Beneficiaries InformationResponseFIN013 /LegalPersonInfo/Beneficiaries Beneficiaries related to a legal person are not returned.
Other legal or natural persons related to an account InformationResponseSD1V01 supl.027.001.01 /AcctAndPties/Role In organisation query, only the role related to the legal person defined in the query is returned with the account data.
Lawyer’s customer asset account InformationResponseSD1V01 supl.027.001.01 /AcctAndPties An account is not returned, if it is a lawyer’s customer asset account.

5.2.3 Account query

In customer category 2 account query the response includes the information of the account that was the object of the query and information of the legal and natural persons who are account owners or have access right to the account during the investigation period. Customership information is returned for all natural and legal persons who are account owners or have access right to the account. Organisation’s beneficiary information is not returned.

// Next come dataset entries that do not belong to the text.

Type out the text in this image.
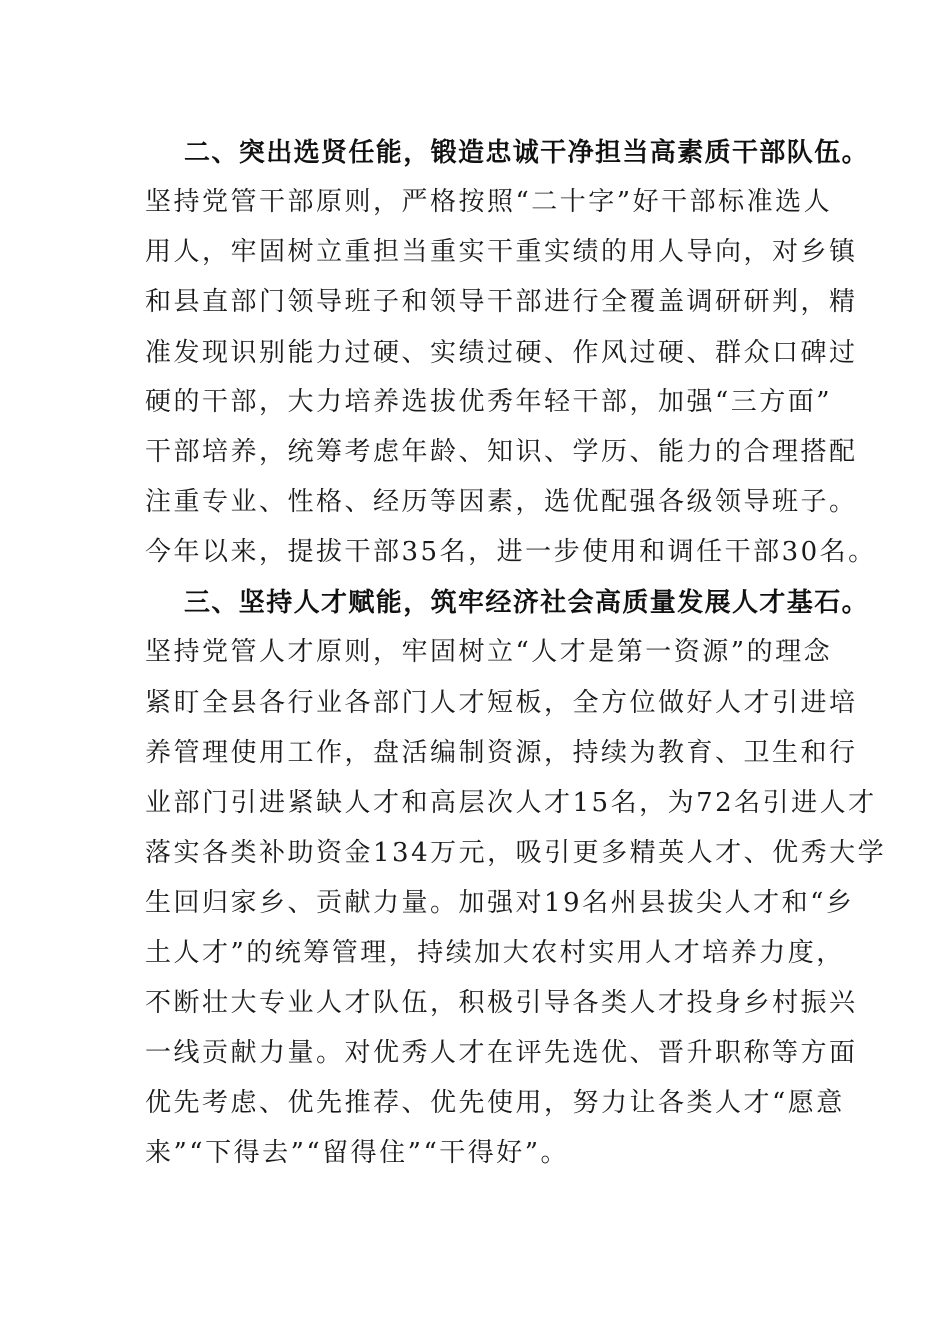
二、突出选贤任能，锻造忠诚干净担当高素质干部队伍。
坚持党管干部原则，严格按照“二十字”好干部标准选人
用人，牢固树立重担当重实干重实绩的用人导向，对乡镇
和县直部门领导班子和领导干部进行全覆盖调研研判，精
准发现识别能力过硬、实绩过硬、作风过硬、群众口碑过
硬的干部，大力培养选拔优秀年轻干部，加强“三方面”
干部培养，统筹考虑年龄、知识、学历、能力的合理搭配
注重专业、性格、经历等因素，选优配强各级领导班子。
今年以来，提拔干部35名，进一步使用和调任干部30名。
三、坚持人才赋能，筑牢经济社会高质量发展人才基石。
坚持党管人才原则，牢固树立“人才是第一资源”的理念
紧盯全县各行业各部门人才短板，全方位做好人才引进培
养管理使用工作，盘活编制资源，持续为教育、卫生和行
业部门引进紧缺人才和高层次人才15名，为72名引进人才
落实各类补助资金134万元，吸引更多精英人才、优秀大学
生回归家乡、贡献力量。加强对19名州县拔尖人才和“乡
土人才”的统筹管理，持续加大农村实用人才培养力度，
不断壮大专业人才队伍，积极引导各类人才投身乡村振兴
一线贡献力量。对优秀人才在评先选优、晋升职称等方面
优先考虑、优先推荐、优先使用，努力让各类人才“愿意
来”“下得去”“留得住”“干得好”。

Table 5.2.3.1: Limitations to queries for an account. This query category contains queries with an account’s IBAN number and queries with other account identifications

Limitation Submessage Element Description
Account role start date InformationResponseSD1V01 supl.027.001.01 /AcctAndPties/Role/StartDt Account role start date is not returned.
Account role end date InformationResponseSD1V01 supl.027.001.01 /AcctAndPties/Role/EndtDt Account role end date is not returned.
Account opening date InformationResponseSD1V01 supl.027.001.01 /AcctAndPties/AddtlInf Account opening date is not returned.
Account closing date InformationResponseSD1V01 supl.027.001.01 /AcctAndPties/Acct/ClsgDt Account closing date is not returned.
Customership information InformationResponseFIN013 /LegalPersonInfo/CustomerInfo CustomerInfo is not returned if the account in question is lawyer’s customer asset account. See Use of CustomerAccount.
Beneficiaries InformationResponseFIN013 /LegalPersonInfo/Beneficiaries Beneficiaries related to a legal person are not returned.